Do you remember what we talked about while at SIU; that science will solve your problems? Well, if not science, maybe magic!
Hah, Hah.
If life has changed for you, you’ll know what I mean. But if it hasn’t, then you won’t know what the f--- I’m talking about. In any event, write me. I’d love to hear from the sanest guy I‘ve ever met.
Your friend,
Marta
I didn’t remember talking with Marta for more than two seconds, only to say “Hi” and “Bye” in the cafeteria at college, forty years ago. For the first time, I looked at her return address, which was illegible except for “Carbondale” and the first letter of her last name, which was an M. I took her cryptic letter and threw it at my new mail drop: the floor. By then, I had lost patience with tearing open envelopes, and threw the rest of the unopened mail on the floor as well.

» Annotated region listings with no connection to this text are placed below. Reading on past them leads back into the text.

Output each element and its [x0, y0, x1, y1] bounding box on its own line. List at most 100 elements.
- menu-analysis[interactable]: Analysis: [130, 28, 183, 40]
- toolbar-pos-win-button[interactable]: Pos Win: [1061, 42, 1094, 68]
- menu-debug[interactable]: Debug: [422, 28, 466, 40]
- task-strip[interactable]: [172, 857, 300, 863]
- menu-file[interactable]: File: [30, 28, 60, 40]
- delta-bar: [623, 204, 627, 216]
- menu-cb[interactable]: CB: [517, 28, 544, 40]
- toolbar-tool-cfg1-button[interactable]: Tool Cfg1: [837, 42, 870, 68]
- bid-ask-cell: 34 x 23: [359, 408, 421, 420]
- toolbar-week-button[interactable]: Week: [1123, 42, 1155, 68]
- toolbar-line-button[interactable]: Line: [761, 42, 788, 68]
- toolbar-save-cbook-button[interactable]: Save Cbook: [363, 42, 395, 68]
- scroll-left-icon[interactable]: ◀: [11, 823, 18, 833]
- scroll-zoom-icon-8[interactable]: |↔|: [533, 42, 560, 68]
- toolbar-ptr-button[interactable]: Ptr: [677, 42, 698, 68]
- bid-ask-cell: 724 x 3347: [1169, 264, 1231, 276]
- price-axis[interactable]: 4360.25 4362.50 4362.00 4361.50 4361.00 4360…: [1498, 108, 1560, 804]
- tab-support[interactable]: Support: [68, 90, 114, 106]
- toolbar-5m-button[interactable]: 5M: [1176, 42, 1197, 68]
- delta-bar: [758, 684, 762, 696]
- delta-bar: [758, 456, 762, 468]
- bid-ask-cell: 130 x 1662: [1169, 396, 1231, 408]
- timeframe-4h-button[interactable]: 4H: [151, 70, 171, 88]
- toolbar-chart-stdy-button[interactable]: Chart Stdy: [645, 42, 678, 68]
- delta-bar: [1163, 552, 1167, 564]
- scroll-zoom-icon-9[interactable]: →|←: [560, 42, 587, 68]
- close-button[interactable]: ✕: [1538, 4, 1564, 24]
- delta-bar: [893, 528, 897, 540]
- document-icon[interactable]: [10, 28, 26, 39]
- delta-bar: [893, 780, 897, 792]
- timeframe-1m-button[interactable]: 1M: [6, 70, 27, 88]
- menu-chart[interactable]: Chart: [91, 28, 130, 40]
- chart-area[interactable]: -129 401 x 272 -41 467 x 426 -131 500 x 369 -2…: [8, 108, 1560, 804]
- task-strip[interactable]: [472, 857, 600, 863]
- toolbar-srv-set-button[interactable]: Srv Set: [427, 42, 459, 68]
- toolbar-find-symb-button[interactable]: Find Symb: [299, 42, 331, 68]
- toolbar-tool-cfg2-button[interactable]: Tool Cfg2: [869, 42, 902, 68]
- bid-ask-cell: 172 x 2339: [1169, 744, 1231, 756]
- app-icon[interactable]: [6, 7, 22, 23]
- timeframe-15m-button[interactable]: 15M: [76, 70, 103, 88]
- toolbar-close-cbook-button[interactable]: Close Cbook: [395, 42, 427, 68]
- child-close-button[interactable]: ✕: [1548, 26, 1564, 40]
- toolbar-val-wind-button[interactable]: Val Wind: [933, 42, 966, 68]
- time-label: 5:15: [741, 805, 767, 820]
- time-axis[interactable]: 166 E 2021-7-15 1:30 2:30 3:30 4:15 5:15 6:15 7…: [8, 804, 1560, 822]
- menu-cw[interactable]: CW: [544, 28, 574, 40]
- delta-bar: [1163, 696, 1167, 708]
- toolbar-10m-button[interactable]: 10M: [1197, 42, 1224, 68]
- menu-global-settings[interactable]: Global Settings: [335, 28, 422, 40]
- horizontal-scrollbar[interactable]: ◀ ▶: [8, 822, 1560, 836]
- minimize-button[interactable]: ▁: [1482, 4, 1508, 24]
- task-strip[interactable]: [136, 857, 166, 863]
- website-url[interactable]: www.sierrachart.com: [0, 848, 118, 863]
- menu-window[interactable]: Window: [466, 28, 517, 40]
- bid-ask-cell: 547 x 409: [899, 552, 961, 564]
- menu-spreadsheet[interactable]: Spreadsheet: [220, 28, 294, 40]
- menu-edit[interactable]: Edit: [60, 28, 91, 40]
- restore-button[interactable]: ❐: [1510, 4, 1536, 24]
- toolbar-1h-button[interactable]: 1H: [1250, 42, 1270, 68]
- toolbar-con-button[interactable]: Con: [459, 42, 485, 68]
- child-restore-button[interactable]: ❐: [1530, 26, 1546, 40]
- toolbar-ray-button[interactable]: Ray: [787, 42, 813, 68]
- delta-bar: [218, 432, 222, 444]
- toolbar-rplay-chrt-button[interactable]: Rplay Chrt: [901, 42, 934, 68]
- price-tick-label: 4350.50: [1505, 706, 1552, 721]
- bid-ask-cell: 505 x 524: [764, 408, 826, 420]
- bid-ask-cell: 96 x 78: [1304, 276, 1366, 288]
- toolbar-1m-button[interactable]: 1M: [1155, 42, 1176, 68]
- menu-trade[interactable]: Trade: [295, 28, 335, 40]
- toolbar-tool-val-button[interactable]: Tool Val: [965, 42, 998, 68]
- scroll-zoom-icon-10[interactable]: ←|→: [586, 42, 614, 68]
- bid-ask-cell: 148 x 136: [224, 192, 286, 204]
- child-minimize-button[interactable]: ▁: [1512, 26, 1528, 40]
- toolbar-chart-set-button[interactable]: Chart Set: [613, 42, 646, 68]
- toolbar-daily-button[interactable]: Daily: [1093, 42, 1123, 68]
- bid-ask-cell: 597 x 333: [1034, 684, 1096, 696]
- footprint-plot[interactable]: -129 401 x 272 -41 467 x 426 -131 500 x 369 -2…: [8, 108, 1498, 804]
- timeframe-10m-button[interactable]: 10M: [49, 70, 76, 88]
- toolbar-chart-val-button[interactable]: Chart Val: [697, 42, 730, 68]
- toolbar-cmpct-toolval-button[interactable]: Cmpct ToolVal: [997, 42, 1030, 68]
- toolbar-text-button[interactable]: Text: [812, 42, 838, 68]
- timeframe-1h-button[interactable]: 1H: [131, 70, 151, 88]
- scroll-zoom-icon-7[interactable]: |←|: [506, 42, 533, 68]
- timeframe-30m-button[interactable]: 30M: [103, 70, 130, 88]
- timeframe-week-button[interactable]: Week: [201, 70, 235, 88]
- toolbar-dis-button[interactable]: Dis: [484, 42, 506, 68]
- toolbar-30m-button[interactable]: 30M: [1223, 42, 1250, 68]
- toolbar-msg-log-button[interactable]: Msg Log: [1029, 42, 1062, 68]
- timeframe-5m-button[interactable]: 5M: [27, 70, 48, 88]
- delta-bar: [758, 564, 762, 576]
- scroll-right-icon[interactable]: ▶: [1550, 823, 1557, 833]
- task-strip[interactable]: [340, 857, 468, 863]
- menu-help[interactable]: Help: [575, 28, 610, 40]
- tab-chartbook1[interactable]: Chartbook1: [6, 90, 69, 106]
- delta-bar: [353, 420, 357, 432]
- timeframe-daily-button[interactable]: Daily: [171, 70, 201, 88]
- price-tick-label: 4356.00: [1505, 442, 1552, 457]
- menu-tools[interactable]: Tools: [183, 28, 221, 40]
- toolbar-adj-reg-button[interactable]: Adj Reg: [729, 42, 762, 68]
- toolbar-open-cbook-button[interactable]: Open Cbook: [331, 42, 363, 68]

I checked the front door to make sure it was locked. Although I had little tolerance for routine, I had even less tolerance for surprises. I didn’t answer the door unless I was expecting someone, and made sure I was expecting no one. Ditto for answering the phone and returning emails. I figured that if I didn’t read, see, or hear bad news, then the gremlins would have no tools to torture me.
I also chose to do without making decisions, even small decisions, such as how to clean my trailer, which caused me to be “conflicted,” according to the head shrinkers. A dust mop had been leaning against the wall in the bedroom for more than a year because, for the life of me, I couldn’t decide where to start the cleaning project. Should I vacuum the carpet first? The carpet was covered with stains, coffee grounds, eggshells, dirt, paper and what looked like dried-out olives. But to get to the rug I’d have to pick up all of the clothes off the floor, and they needed to be washed, didn’t they? But if I threw them in the car they’d get mixed up with the clean clothes in the back seat. So to get around that, I decided to leave the clothes where they were, and wash them individually in the bathtub as necessary.
And what about the tub? I hadn’t cleaned that since before the water heater had broken that past winter. Maybe washing the clothes there would clean the tub, but that left the filthy sink and toilet. In what order should I clean them? Until I figured that one out, they’d have to stay dirty. On a positive note, I considered the oven and the stove to such messes that they would be impossible to clean, so I didn’t have to decide which to clean first. And the refrigerator really didn’t need to be cleaned, either, because it had died three years ago, and anything in there was safely out of my sight as long as I didn’t open the door.
Hiring someone to fix up the place for me was out of the question, not only because I couldn’t afford it, but because another human being walking into my squalor would pin the needle of my anxiety meter deep in the red.
It had taken five years for the parallel deterioration of my home and my mind to progress to this point: I was now living and thinking like a street person.
Nevertheless, through my mental malaise I dimly realized that human relationships keep a person sane. But that depends on the people one is interacting with. Other than Ronald, my “friends” were intimate with their own personal gremlins.
There was Bob, for instance, who I’d met at an AA meeting. From time to time over the years, we’d sit and drink coffee all night long, scheming to make money. In the summer of 2007, we’d planned to sell water filters to trailer parks. We figured that the filters would keep the trailers’ hot water tanks from corroding with minerals, so they wouldn’t have to be replaced so often. The plan was to divide up the territory, with Bob phoning twenty-five trailer parks in the northern half of Illinois during the week, while I made twenty-five nerve-racking calls to trailer parks in the southern half. We agreed to touch base by phone the following Friday.
When I asked Bob about his progress, he responded: “I’m just about finished.”
Which meant he hadn’t even started yet.